Margarita, con un fastidio manifiesto, le pide a una de las arañas que se acerque. Le pide que nos comparta una pata. La araña lo hace y yo le veo algo algún tipo de circuito electrónico. Margarita se pregunta a papá por el número al que quiere comunicarse. Papá le dice el número. La araña se conecta.
–Tenemos unos cómplices cerca de la frontera, por el tema de las comunicaciones –explica Margarita–. Sale una fortuna pero una sabe que a veces hace falta.
La pata de la araña tiene algún tipo de micrófono y de altoparlante. Contarlo es tan ridículo como vivirlo, y con esto quiero decir que es muy ridículo, pero ¿a quién no le pasa que en algún momento su vida se le vuelve ridícula y ya no hay nada por hacer?
Por fin atienden. Escucho la respiración agitada de mamá. No tengo motivo, porque las respiraciones agitadas son todas parecidas, pero escucho que es ella. Cuando estoy por decir algo, ella se adelante.
–¿Jairo? –pregunta–. ¿Sos vos, cielo?
Yo trago saliva. Pienso que mamá se volvió loca. O tal vez Jairo murió y es tan ingenua que piensa que la está llamando del cielo o del lugar adonde sea que haya ido. Papá me mira. Intenta de sonreír pero no puede. Me hace señas de que hable yo primero.
–Hola, mamá –le digo.
–¡Antay, hijito! –dice y se echa a llorar.
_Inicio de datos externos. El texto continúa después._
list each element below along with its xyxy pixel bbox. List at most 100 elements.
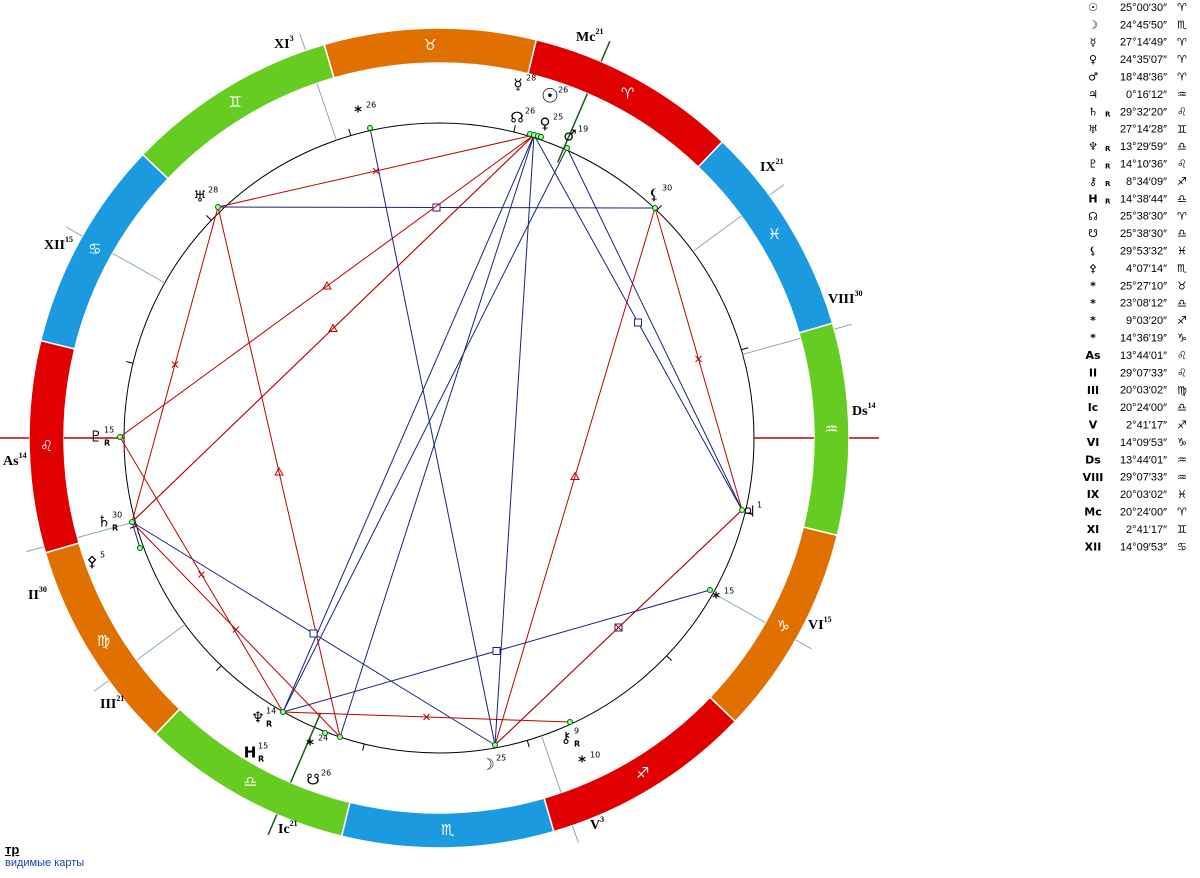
table-glyph: ☋ xyxy=(1088,227,1098,240)
table-sign: ♈ xyxy=(1177,36,1187,49)
point-retro: R xyxy=(266,720,272,729)
table-glyph: VIII xyxy=(1083,471,1104,484)
table-position: 9°03′20″ xyxy=(1126,315,1167,327)
house-label: V3 xyxy=(590,815,604,833)
house-label: Ds14 xyxy=(852,401,876,419)
house-degree: 30 xyxy=(854,289,862,298)
table-glyph: ☿ xyxy=(1090,36,1097,49)
sign-glyph: ♒ xyxy=(825,420,838,438)
table-glyph: ♀ xyxy=(1089,53,1097,66)
aspect-symbol xyxy=(570,471,580,480)
house-cusp xyxy=(795,639,812,650)
house-label: III21 xyxy=(100,694,124,712)
sign-segment xyxy=(28,339,80,554)
point-glyph: ♅ xyxy=(193,188,206,206)
table-position: 13°29′59″ xyxy=(1120,141,1167,153)
aspect-symbol xyxy=(328,323,338,332)
point-retro: R xyxy=(574,740,580,749)
sign-glyph: ♌ xyxy=(40,437,53,455)
planet-dot xyxy=(117,434,123,440)
house-degree: 21 xyxy=(776,157,784,166)
table-glyph: IX xyxy=(1087,488,1100,501)
table-sign: ♎ xyxy=(1177,297,1187,310)
table-glyph: ♃ xyxy=(1088,88,1098,101)
table-glyph: ♅ xyxy=(1088,123,1098,136)
house-name: Ic xyxy=(278,822,290,837)
point-degree: 30 xyxy=(662,184,672,193)
table-sign: ♌ xyxy=(1177,158,1187,171)
table-glyph: ♆ xyxy=(1088,140,1098,153)
point-degree: 9 xyxy=(574,727,579,736)
table-glyph: XII xyxy=(1085,540,1102,553)
point-degree: 26 xyxy=(525,107,535,116)
house-label: Mc21 xyxy=(576,27,603,45)
aspect-symbol xyxy=(309,629,318,638)
table-retro: R xyxy=(1105,180,1111,188)
table-sign: ♌ xyxy=(1177,105,1187,118)
sign-glyph: ♋ xyxy=(88,240,101,258)
point-degree: 19 xyxy=(578,125,588,134)
table-sign: ♓ xyxy=(1177,488,1187,501)
house-cusp xyxy=(541,735,562,793)
sign-segment xyxy=(141,43,335,180)
planet-dot xyxy=(492,742,498,748)
house-degree: 15 xyxy=(824,615,832,624)
aspect-symbol xyxy=(695,355,702,363)
house-name: VIII xyxy=(828,292,854,307)
table-position: 2°41′17″ xyxy=(1126,524,1167,536)
point-degree: 28 xyxy=(208,186,218,195)
sign-glyph: ♊ xyxy=(229,93,242,111)
table-sign: ♒ xyxy=(1177,471,1187,484)
house-cusp xyxy=(316,83,337,141)
house-degree: 3 xyxy=(600,815,604,824)
house-label: II30 xyxy=(28,585,47,603)
house-label: IX21 xyxy=(760,157,784,175)
table-sign: ♈ xyxy=(1177,53,1187,66)
table-position: 24°45′50″ xyxy=(1120,19,1167,31)
aspect-symbol xyxy=(634,318,642,327)
planet-dot xyxy=(564,145,570,151)
table-glyph: ⚸ xyxy=(1089,245,1097,258)
point-retro: R xyxy=(258,755,264,764)
sign-glyph: ♏ xyxy=(441,821,455,839)
table-position: 2°41′17″ xyxy=(1126,420,1167,432)
point-glyph: ⚴ xyxy=(87,553,98,571)
house-degree: 21 xyxy=(290,819,298,828)
table-position: 25°00′30″ xyxy=(1120,2,1167,14)
table-position: 29°07′33″ xyxy=(1120,472,1167,484)
sign-glyph: ♐ xyxy=(636,764,649,782)
house-cusp xyxy=(26,546,44,553)
point-degree: 15 xyxy=(258,742,268,751)
house-cusp xyxy=(712,592,766,624)
point-degree: 15 xyxy=(724,587,734,596)
axis-line xyxy=(289,713,322,783)
point-glyph: * xyxy=(306,736,314,754)
table-position: 13°44′01″ xyxy=(1120,350,1167,362)
axis-line xyxy=(600,40,611,62)
sign-tick xyxy=(744,512,752,515)
table-sign: ♈ xyxy=(1177,1,1187,14)
aspect-line xyxy=(282,134,535,713)
aspect-line xyxy=(131,134,535,523)
point-glyph: ♄ xyxy=(97,513,110,531)
point-degree: 24 xyxy=(318,734,328,743)
aspect-symbol xyxy=(198,571,205,578)
table-glyph: II xyxy=(1089,366,1097,379)
house-cusp xyxy=(769,184,785,196)
aspect-line xyxy=(119,134,535,438)
footer-link[interactable]: видимые карты xyxy=(5,857,85,869)
footer-title: тр xyxy=(5,842,20,857)
table-sign: ♑ xyxy=(1177,436,1187,449)
table-glyph: ♇ xyxy=(1088,158,1098,171)
table-position: 24°35′07″ xyxy=(1120,54,1167,66)
house-degree: 21 xyxy=(116,694,124,703)
planet-dot xyxy=(215,204,221,210)
house-name: III xyxy=(100,697,116,712)
point-retro: R xyxy=(104,439,110,448)
planet-dot xyxy=(367,125,373,131)
point-degree: 28 xyxy=(526,74,536,83)
aspect-symbol xyxy=(322,280,332,290)
table-position: 0°16′12″ xyxy=(1126,89,1167,101)
table-sign: ♉ xyxy=(1177,279,1187,292)
house-degree: 14 xyxy=(868,401,876,410)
Por unos segundos le hablo, le digo cosas calmas, tratando de ver si puede entenderme y responder. No parece que pueda, hay que dejar pasar un poco más de tiempo. Le cuento que estoy bien, que encontré a papá, que estoy con él ahora, que con un poco de suerte pronto vamos a estar ahí con... Con...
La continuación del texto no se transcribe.